“I Have a Dream Today”: Remembering the March
by Jules Bernstein ’57
Fifty years ago — on Aug. 28, 1963 — I had a lot on my mind.
Along with other organizers of the March on Washington for Jobs and Freedom, I had been preparing for weeks for the arrival — by bus, car, plane and foot — of tens of thousands of Americans in the nation’s capital, coming to protest terrible injustices created by racism in employment, voting, public accommodations, housing and education.
On the day of the march, I was responsible for responding to emergencies and preventing disruptions in my assigned section of the National Mall. I had a huge walkie-talkie for contacting march leaders, the police and others as needed.
At the time, I was a lawyer for the 1.5 million-member International Brotherhood of Teamsters, then under the leadership of Jimmy Hoffa. However, my involvement in the civil rights movement went back to my Brandeis days. In 1956, I joined the students and faculty who packed Ford Hall to hear the Rev. Dr. Martin Luther King Jr. speak during the Montgomery bus boycott, which King was then leading. In my youthful innocence, I thought, Where will all this preaching get him? How wrong I was.
During law school at the University of Chicago, I joined the Young People’s Socialist League. We helped support the sit-ins that broke out across the South in the spring of 1960. Later, after I became a union lawyer, I helped integrate a Jim Crow swimming pool in suburban Maryland; worked with Stokely Carmichael to integrate a shirt factory in Albany, Ga.; and, with the Teamsters union’s support, organized a fundraiser for the Student Nonviolent Coordinating Committee (SNCC), at which a very young Bill Cosby kept us all laughing.
So, for me, the March on Washington was the culmination of many years of civil rights activity. The idea for such a protest came from A. Philip Randolph, the venerable leader of the 10,000-member sleeping-car porters union. He believed the event would strengthen the momentum of the sit-ins, the Freedom Rides and the other civil rights struggles under way. The NAACP, the Congress of Racial Equality (CORE), the National Urban League, the United Auto Workers and SNCC all signed on. Civil rights leader Bayard Rustin, whom I knew from my Chicago days, was appointed march coordinator.

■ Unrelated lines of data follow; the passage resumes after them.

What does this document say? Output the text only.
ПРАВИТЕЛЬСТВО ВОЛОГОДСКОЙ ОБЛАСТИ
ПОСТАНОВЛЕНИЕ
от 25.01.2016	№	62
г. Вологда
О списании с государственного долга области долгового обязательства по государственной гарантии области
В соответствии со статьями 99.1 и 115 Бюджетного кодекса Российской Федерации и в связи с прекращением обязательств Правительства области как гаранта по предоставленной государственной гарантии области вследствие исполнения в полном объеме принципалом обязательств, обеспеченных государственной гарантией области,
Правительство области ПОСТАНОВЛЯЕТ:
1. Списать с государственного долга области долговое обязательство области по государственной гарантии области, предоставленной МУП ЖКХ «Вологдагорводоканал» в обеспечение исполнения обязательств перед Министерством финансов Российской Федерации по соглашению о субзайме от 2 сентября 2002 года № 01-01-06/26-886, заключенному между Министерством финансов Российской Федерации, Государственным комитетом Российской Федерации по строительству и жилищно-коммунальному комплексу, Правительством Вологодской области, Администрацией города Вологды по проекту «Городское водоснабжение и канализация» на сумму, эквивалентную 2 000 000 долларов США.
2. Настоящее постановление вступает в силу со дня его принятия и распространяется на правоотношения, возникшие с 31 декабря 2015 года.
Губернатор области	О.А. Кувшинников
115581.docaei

As the day of the march approached, fears of violence mounted. Editorials in The New York Times and The Washington Post urged organizers to call off the march to avoid altercations that might hurt the civil rights cause. President John F. Kennedy made a similar request. But Rustin and the other march leaders were undeterred.
On Aug. 28, I was at my station on the mall by 5:30 a.m. As the dawn rose, all was quiet. Soon, buses began dropping people off around the Washington Monument, where Peter, Paul and Mary, Bob Dylan, Odetta and dozens of other performers sang for hours.
Around midday, the huge throng of people from all over the country marched arm in arm down the mall and Constitution Avenue, and assembled in front of the Lincoln Memorial to hear the event’s speakers. People carried banners and signs representing churches, synagogues, NAACP chapters and unions. The great gospel singer Mahalia Jackson sang “I’ve Been ’Buked and I’ve Been Scorned.” King delivered his famous “I Have a Dream” speech.
After the applause for King had faded, Rustin read the march’s demands. Listening to him, I thought it was he who was dreaming, even more so than King. Once again, I was wrong. Within two years, Congress had enacted anti-discrimination laws in the areas of voting rights, employment, housing and public accommodations.
When the inspiring day ended and the estimated 250,000 marchers had left, many of my fellow activists gathered for a celebration at a rundown Washington hotel. (Joan Baez showed up and danced.) In subsequent days, we held a conference at which Rustin, Randolph, Norman Thomas, James Farmer and Eleanor Holmes Norton discussed what the march had accomplished and what still needed to be done.
This year on Aug. 28, anniversary celebrations in Washington, D.C., and across the U.S. will recall the march and its achievements. But many of us believe the march’s full promise remains unfulfilled. The dream of equality has been undermined by the increasing economic divide in the U.S. As Louis Brandeis warned long ago, “We may have democracy, or we may have wealth concentrated in the hands of a few, but we can’t have both.”
A central demand of the March on Washington was the reduction of unemployment. In 1963, the unemployment rate was 5.4 percent. Today, it is 7.5 percent. The black unemployment rate was about 11 percent in 1963, compared to 14 percent today. Considering the growth of the black population over the past 50 years, this means the number of unemployed black workers has almost doubled.
My march-inspired mantra in 2013 is simple: “We may have come a long way, but we’ve got a long way to go.”
Jules Bernstein is a labor lawyer in Washington, D.C., founded the Louis D. Brandeis Legacy Fund for Social Justice at Brandeis, and is a member of the advisory board for Brandeis’ International Center for Ethics, Justice and Public Life.